Dahaun moved a little on her cushion. “Men can be swayed by the Powers here—and what men do you speak of? All dwelling in Escore made their choice long ago. The handful who chose to stand with us are already one, our blood long since mingled so there is no pure Old Race to be found.”

“Except in the west.”

Now I had their full attention, though their faces were impassive, their thoughts well hidden from me. Was I indeed bewitched that a dream could possess me after this fashion? Or had I been granted a small bit of foreknowledge as a promise—and bait?

“The west is closed.”

“Yet we three came that way.”

“You are not of the full blood either! Paths not closed to you might be closed to others.”

“With a guide to whom such paths were open a party could win in.”

“Why?” The one word from Ethutur was a bleak question.

“Listen—perhaps you do not know how it is there. We, too, have walked a narrow path such as yours . . .” Swiftly I told them of the twilight of Estcarp and what it would mean to all those who shared my blood.

“No!” Ethutur brought down his fist with such force on the top of the table that the goblets jumped. “We want no more Witches here! Magic will open doors to magic. We might as well cut our own throats and be done with it!”

“Who spoke of Witches?” I asked. “I would not seek out the Wise Ones—my life would be forfeit if I did so. But those who carry shields in Estcarp’s service are not always one in thought with the Council. Why should they be, in their hearts, when the Witches close so many doors?” And once again I laid facts before them. That marriages were few since women with the Power did not easily lay aside their gift, and births even fewer. That many men went without woman or homeplace for all of their lives, and that this was not a thing which made for contentment.

“But if there is a war, they will have assigned their loyalty and you could not find followers,” Ethutur objected. “Or those you could find would not be men to whom you could trust your unarmed back—”

“Now there may be an end to war—for a time. Such a blow as was dealt to Karsten in the mountains would also prove a shock to Alizon. I will not know unless I go to see.”

“Why?” This time the question was Dahaun’s, and I made frank answer.

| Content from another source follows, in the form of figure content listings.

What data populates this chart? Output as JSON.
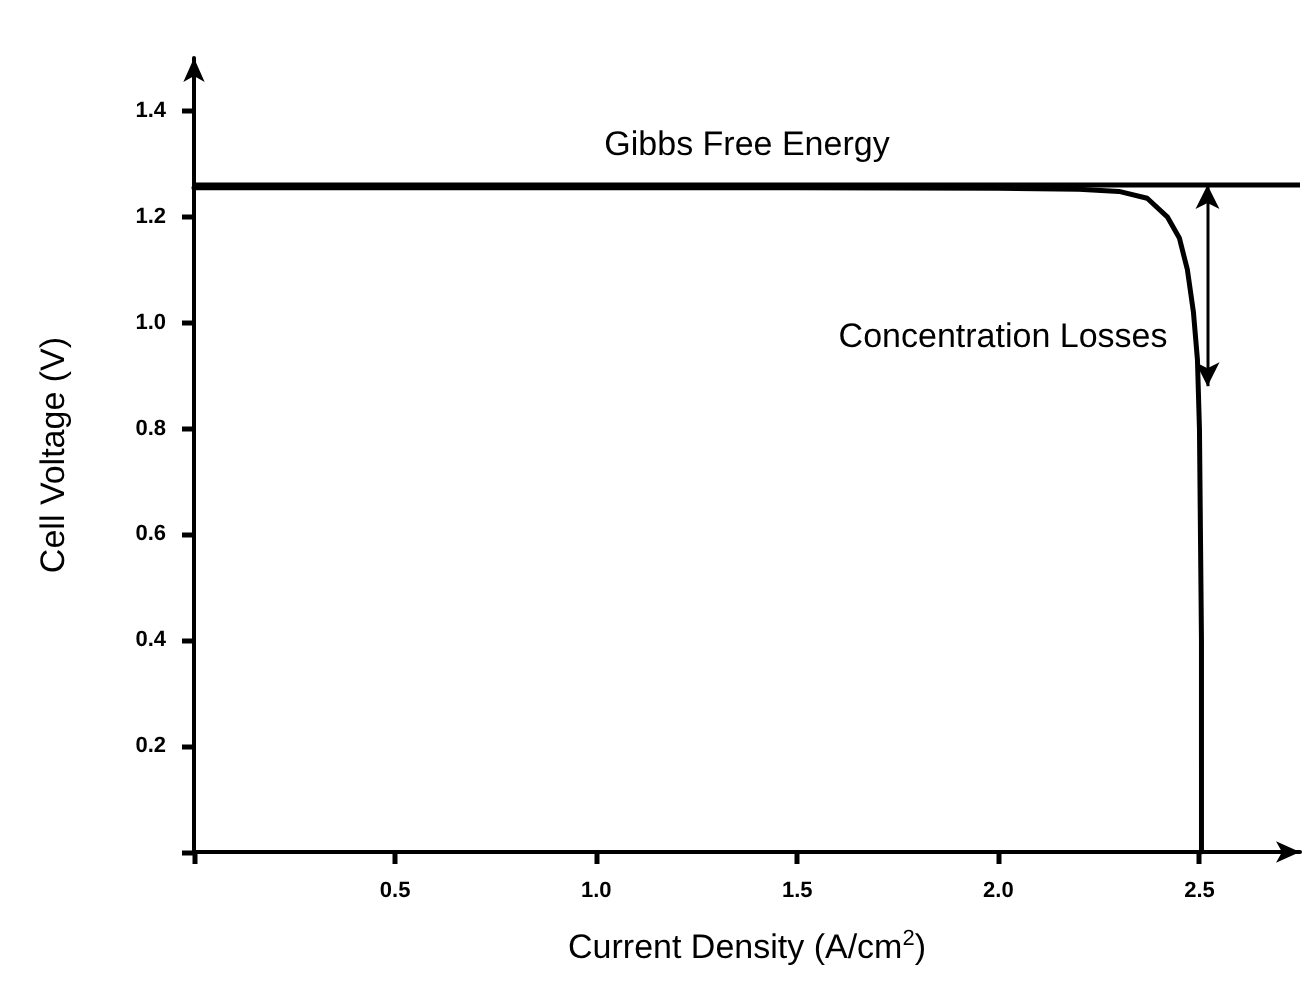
{
  "chart_data": {
    "type": "line",
    "xlabel": "Current Density (A/cm$^{2}$)",
    "ylabel": "Cell Voltage (V)",
    "x": [
      0,
      0.5,
      1.0,
      1.5,
      2.0,
      2.2,
      2.3,
      2.37,
      2.42,
      2.45,
      2.47,
      2.485,
      2.495,
      2.5,
      2.505,
      2.505
    ],
    "series": [
      {
        "color": "#000000",
        "values": [
          1.255,
          1.255,
          1.255,
          1.255,
          1.254,
          1.252,
          1.248,
          1.235,
          1.2,
          1.16,
          1.1,
          1.02,
          0.93,
          0.8,
          0.4,
          0
        ]
      }
    ],
    "xlim": [
      0,
      2.75
    ],
    "xticks": [
      {
        "value": 0,
        "label": null
      },
      0.5,
      {
        "value": 1,
        "label": "1.0"
      },
      1.5,
      {
        "value": 2,
        "label": "2.0"
      },
      2.5
    ],
    "ylim": [
      0,
      1.5
    ],
    "yticks": [
      {
        "value": 0,
        "label": null
      },
      0.2,
      0.4,
      0.6,
      0.8,
      {
        "value": 1,
        "label": "1.0"
      },
      1.2,
      1.4
    ],
    "ref_lines": [
      {
        "axis": "y",
        "value": 1.26,
        "label": "Gibbs Free Energy",
        "color": "#000000"
      }
    ],
    "annotations": [
      {
        "text": "Concentration Losses",
        "x": 2.52,
        "y": 0.88
      }
    ],
    "grid": false,
    "marker": "none",
    "line_style": "solid"
  }
}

“I do not know why I must do this, but that I am under geas of that I am sure. There is no turning for me from this road—”

“Geas!” She rose and came to kneel before me, her hands tight upon my shoulders as if she would hold me past all escape. Her eyes probed into mine, a kind of searching deeper than that Ethutur had used, deeper than I had thought possible. Then she sat back on her heels, loosing her grasp.

Turning her head she spoke to Ethutur. “He is right. He is under geas.”

“How? This is clear land!” Ethutur was on his feet, staring about him as one who seeks an enemy.

“The land is clear; there has been no troubling. Therefore it must be a sending . . .”

“From whence?”

“Who knows what happens when a balance swings? That this has happened we cannot question. But—to bear the burden of a geas is not easy, Kyllan of the House of Tregarth out of Estcarp.”

“I did not believe that it would be so, lady,” I replied.